Die Macht hat bekanntlich viele Gesichter. Sie kann ebenso erhaben wie zerstörerisch, verlockend wie abstoßend, repressiv wie förderlich sein. Sie kann in gleicher Weise zur heldenhaften Apotheose führen wie die Betroffenen in einen Abgrund stürzen. In jedem Fall aber lenkt sie die Aufmerksamkeit auf etwas, das den Ablauf des Alltäglichen unterbricht. Wäre sie transparent und nicht auf eine Störung des Gewöhnlichen aus, bemerkten wir sie kaum: Was nicht heißt, dass die Aufdeckung jener Ereignisse, die unseren Blick auf ein komplexes Intrigengeflecht überhaupt erst offenlegen, auch das Ende jeglicher Machtverhältnisse bedeutet. Diese nehmen lediglich weiter ihren unterschwelligen Lauf.

Am augenfälligsten wird Macht als Anomalie, wenn Kalkül und Leidenschaft aufeinandertreffen. Große Gefühle erzeugen einen eigenen Sog, der ein Machtspiel besonders rigoros durchzusetzen versteht oder dieses aufgrund persönlicher Interessen grandios scheitern lässt. Ergreifend – und deshalb das Anliegen dramatischer Kunst – sind also vornehmlich jene Geschichten, in denen sich das Morsche am Gesetz der Macht zeigt. Sie machen sowohl den menschlichen Einsatz sichtbar, den das rücksichtslose Durchsetzen von Machtinteressen fordert, wie auch den Bruchpunkt der Macht selbst. Diejenigen, die mit Gewalt andere zu überwältigen suchen, sind ihrerseits hilflos an diesen Drang zur Unterdrückung gebunden. Bemächtigung und Entmachtung erweisen sich als zwei Seiten einer Medaille.

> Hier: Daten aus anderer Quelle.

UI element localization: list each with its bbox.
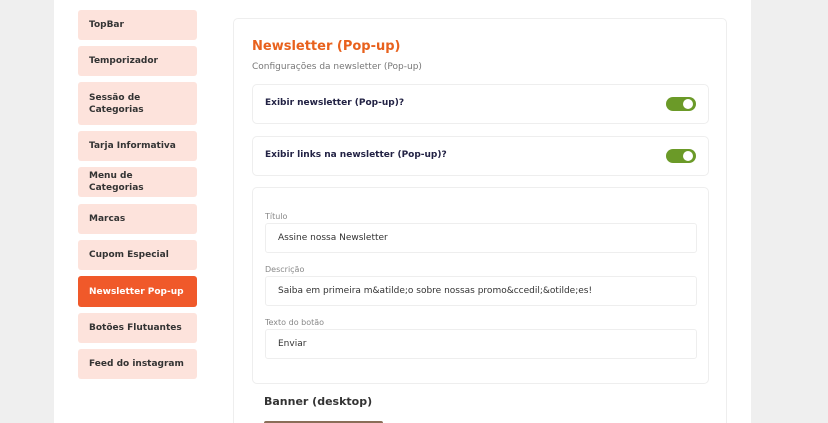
show-newsletter-toggle[interactable] xyxy=(666,97,696,111)
toggle-knob xyxy=(683,151,693,161)
banner-desktop-title: Banner (desktop) xyxy=(264,395,373,408)
settings-panel: TopBar Temporizador Sessão de Categorias… xyxy=(54,8,751,423)
top-strip xyxy=(54,0,751,8)
description-field[interactable] xyxy=(265,276,697,306)
sidebar-item-sessao-de-categorias[interactable]: Sessão de Categorias xyxy=(78,82,197,125)
sidebar-item-cupom-especial[interactable]: Cupom Especial xyxy=(78,240,197,270)
description-field-label: Descrição xyxy=(265,265,305,274)
sidebar-item-feed-do-instagram[interactable]: Feed do instagram xyxy=(78,349,197,379)
newsletter-settings-card: Newsletter (Pop-up) Configurações da new… xyxy=(233,18,727,423)
sidebar-item-temporizador[interactable]: Temporizador xyxy=(78,46,197,76)
button-text-field-label: Texto do botão xyxy=(265,318,325,327)
page-title: Newsletter (Pop-up) xyxy=(252,39,401,54)
title-field[interactable] xyxy=(265,223,697,253)
title-field-label: Título xyxy=(265,212,288,221)
toggle-card-show-links: Exibir links na newsletter (Pop-up)? xyxy=(252,136,709,176)
button-text-field[interactable] xyxy=(265,329,697,359)
show-links-toggle[interactable] xyxy=(666,149,696,163)
toggle-card-show-newsletter: Exibir newsletter (Pop-up)? xyxy=(252,84,709,124)
toggle-label-show-links: Exibir links na newsletter (Pop-up)? xyxy=(265,150,447,160)
newsletter-form-card: Título Descrição Texto do botão xyxy=(252,187,709,384)
sidebar-item-marcas[interactable]: Marcas xyxy=(78,204,197,234)
sidebar-item-newsletter-popup[interactable]: Newsletter Pop-up xyxy=(78,276,197,307)
toggle-label-show-newsletter: Exibir newsletter (Pop-up)? xyxy=(265,98,405,108)
page-subtitle: Configurações da newsletter (Pop-up) xyxy=(252,62,422,72)
sidebar-item-botoes-flutuantes[interactable]: Botões Flutuantes xyxy=(78,313,197,343)
toggle-knob xyxy=(683,99,693,109)
sidebar-item-tarja-informativa[interactable]: Tarja Informativa xyxy=(78,131,197,161)
sidebar-item-menu-de-categorias[interactable]: Menu de Categorias xyxy=(78,167,197,197)
sidebar-item-topbar[interactable]: TopBar xyxy=(78,10,197,40)
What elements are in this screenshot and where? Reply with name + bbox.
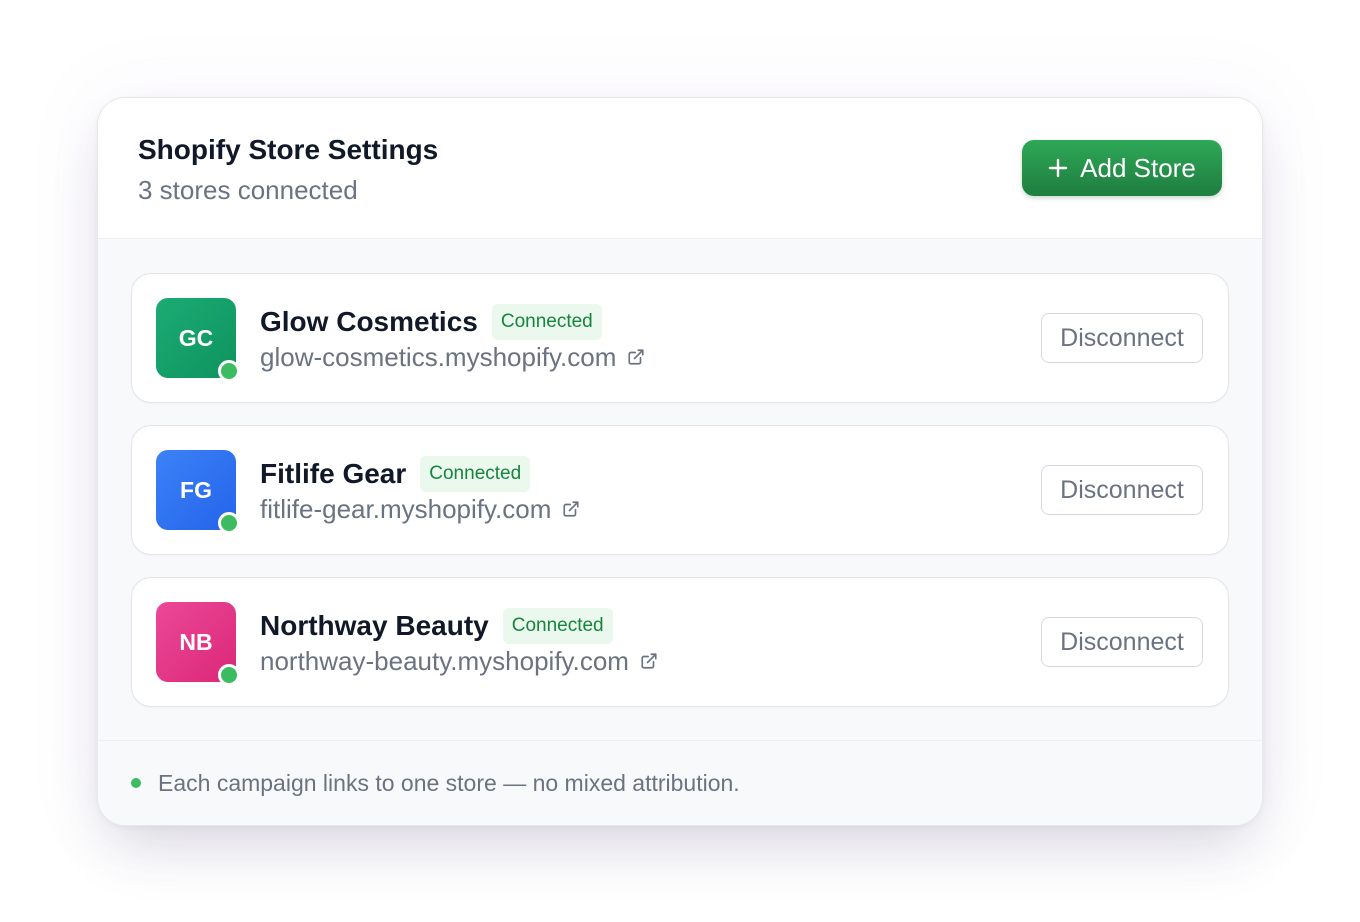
store-card: NB Northway Beauty Connected northway-be… xyxy=(131,577,1229,707)
disconnect-button[interactable]: Disconnect xyxy=(1041,465,1203,515)
store-domain-link[interactable]: fitlife-gear.myshopify.com xyxy=(260,494,580,524)
external-link-icon[interactable] xyxy=(640,652,658,670)
info-dot-icon xyxy=(131,778,141,788)
store-initials: NB xyxy=(179,628,213,655)
store-name: Northway Beauty xyxy=(260,610,489,641)
add-store-label: Add Store xyxy=(1080,152,1196,183)
store-domain: northway-beauty.myshopify.com xyxy=(260,646,629,676)
external-link-icon[interactable] xyxy=(627,348,645,366)
store-initials: FG xyxy=(180,476,212,503)
store-card: GC Glow Cosmetics Connected glow-cosmeti… xyxy=(131,273,1229,403)
disconnect-button[interactable]: Disconnect xyxy=(1041,313,1203,363)
store-card: FG Fitlife Gear Connected fitlife-gear.m… xyxy=(131,425,1229,555)
external-link-icon[interactable] xyxy=(562,500,580,518)
status-badge: Connected xyxy=(420,456,531,492)
online-status-dot xyxy=(218,512,240,534)
store-avatar: NB xyxy=(156,602,240,686)
store-domain: glow-cosmetics.myshopify.com xyxy=(260,342,617,372)
store-initials: GC xyxy=(178,324,214,351)
online-status-dot xyxy=(218,664,240,686)
add-store-button[interactable]: Add Store xyxy=(1022,140,1222,196)
store-info: Glow Cosmetics Connected glow-cosmetics.… xyxy=(260,304,645,372)
status-badge: Connected xyxy=(502,608,613,644)
plus-icon xyxy=(1048,158,1068,178)
online-status-dot xyxy=(218,360,240,382)
status-badge: Connected xyxy=(491,304,602,340)
store-domain-link[interactable]: glow-cosmetics.myshopify.com xyxy=(260,342,645,372)
store-avatar: FG xyxy=(156,450,240,534)
panel-header: Shopify Store Settings 3 stores connecte… xyxy=(98,98,1262,239)
disconnect-button[interactable]: Disconnect xyxy=(1041,617,1203,667)
store-name-row: Fitlife Gear Connected xyxy=(260,456,580,492)
store-domain-link[interactable]: northway-beauty.myshopify.com xyxy=(260,646,658,676)
store-avatar: GC xyxy=(156,298,240,382)
store-settings-panel: Shopify Store Settings 3 stores connecte… xyxy=(97,97,1263,826)
store-domain: fitlife-gear.myshopify.com xyxy=(260,494,552,524)
store-info: Fitlife Gear Connected fitlife-gear.mysh… xyxy=(260,456,580,524)
store-name-row: Northway Beauty Connected xyxy=(260,608,658,644)
store-info: Northway Beauty Connected northway-beaut… xyxy=(260,608,658,676)
store-name-row: Glow Cosmetics Connected xyxy=(260,304,645,340)
store-list: GC Glow Cosmetics Connected glow-cosmeti… xyxy=(98,239,1262,740)
footer-note: Each campaign links to one store — no mi… xyxy=(158,769,740,796)
store-name: Fitlife Gear xyxy=(260,458,407,489)
store-name: Glow Cosmetics xyxy=(260,306,478,337)
panel-footer: Each campaign links to one store — no mi… xyxy=(98,740,1262,825)
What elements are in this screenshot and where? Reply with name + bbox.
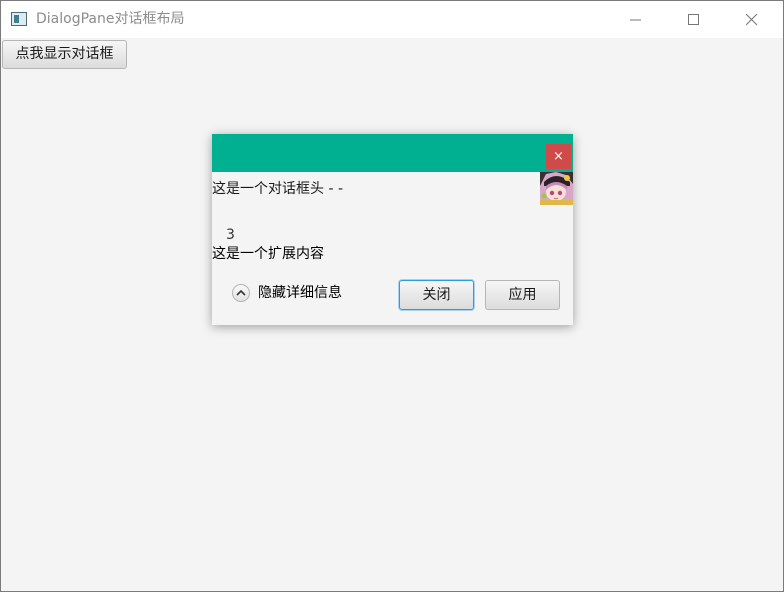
dialog-header-bar[interactable]: [212, 134, 573, 172]
window-title: DialogPane对话框布局: [36, 11, 185, 27]
avatar-image: [540, 172, 573, 205]
minimize-button[interactable]: [613, 1, 659, 38]
app-window-icon: [11, 12, 27, 26]
window-close-button[interactable]: [729, 1, 775, 38]
minimize-icon: [630, 19, 641, 21]
dialog-expandable-content: 这是一个扩展内容: [212, 246, 324, 262]
show-dialog-button[interactable]: 点我显示对话框: [2, 40, 127, 69]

Die von zahlreichen mythischen Geschichten durchgespielte Grundbedingung für das Überleben der Gemeinschaft postuliert zudem einen Widerspruch zwischen dem Begehren des Individuums und den dieses Begehren zügelnden kulturellen Codes. Dadurch ergibt sich nicht nur eine gegenseitige Bedingtheit von paternaler Autorität und Transgression, braucht das Gesetz doch den Verstoß, um seine Verbote zu erzwingen. Der Wille zur Macht löst in denjenigen, die es zu unterdrücken gilt, unweigerlich Widerstand aus. Deshalb hat sich im Gegenzug als Grundbedingung moderner Subjektivität das Aufbegehren gegen symbolische Vorschriften durchgesetzt. Selbstbestimmte Wünsche gegen öffentliche Gebote zum Einsatz zu bringen, bedeutet Macht über die eigene Bestimmung zu ergreifen. Die Logik des Sündenbocks bietet für diesen Zwiespalt eine findige Sinnlösung. Jene Figuren, deren extremes Verhalten randständig erscheint, dürfen – und müssen – zugunsten einer Restitution der Gemeinschaft geopfert werden.

Bei diesem Wechselspiel zwischen Macht und Aufbegehren handelt es sich um zwei Arten der Repression: Zu tilgen ist einerseits jenes individuelle Begehren, das die Interessen einer konkreten Familie oder Gemeinde stört. Zugleich wird über die Opferung des Einzelnen aber auch eine systemische Unterdrückung von Kräften verhandelt, welche die Gesellschaft und ihre symbolische Ordnung grundsätzlich infrage stellen. Daraus ergibt sich jener Widerspruch der heldenhaften Apotheose, von dem die großen mythischen Geschichten zehren: Den Tod auf sich zu nehmen, den einem das Gesetz der Öffentlichkeit zugewiesen hat, mag eine erzwungene Wahl darstellen, gibt es doch aus dieser Verurteilung keinen Ausweg. Sich für den Tod bewusst zu entscheiden, wandelt aber einen äußeren Zwang zugleich in den Ausdruck eines intimen Wunsches. Die Macht des Schicksals wird zur Notwendigkeit, der man sich freiwillig beugt, weil man sie im Innersten begehrt.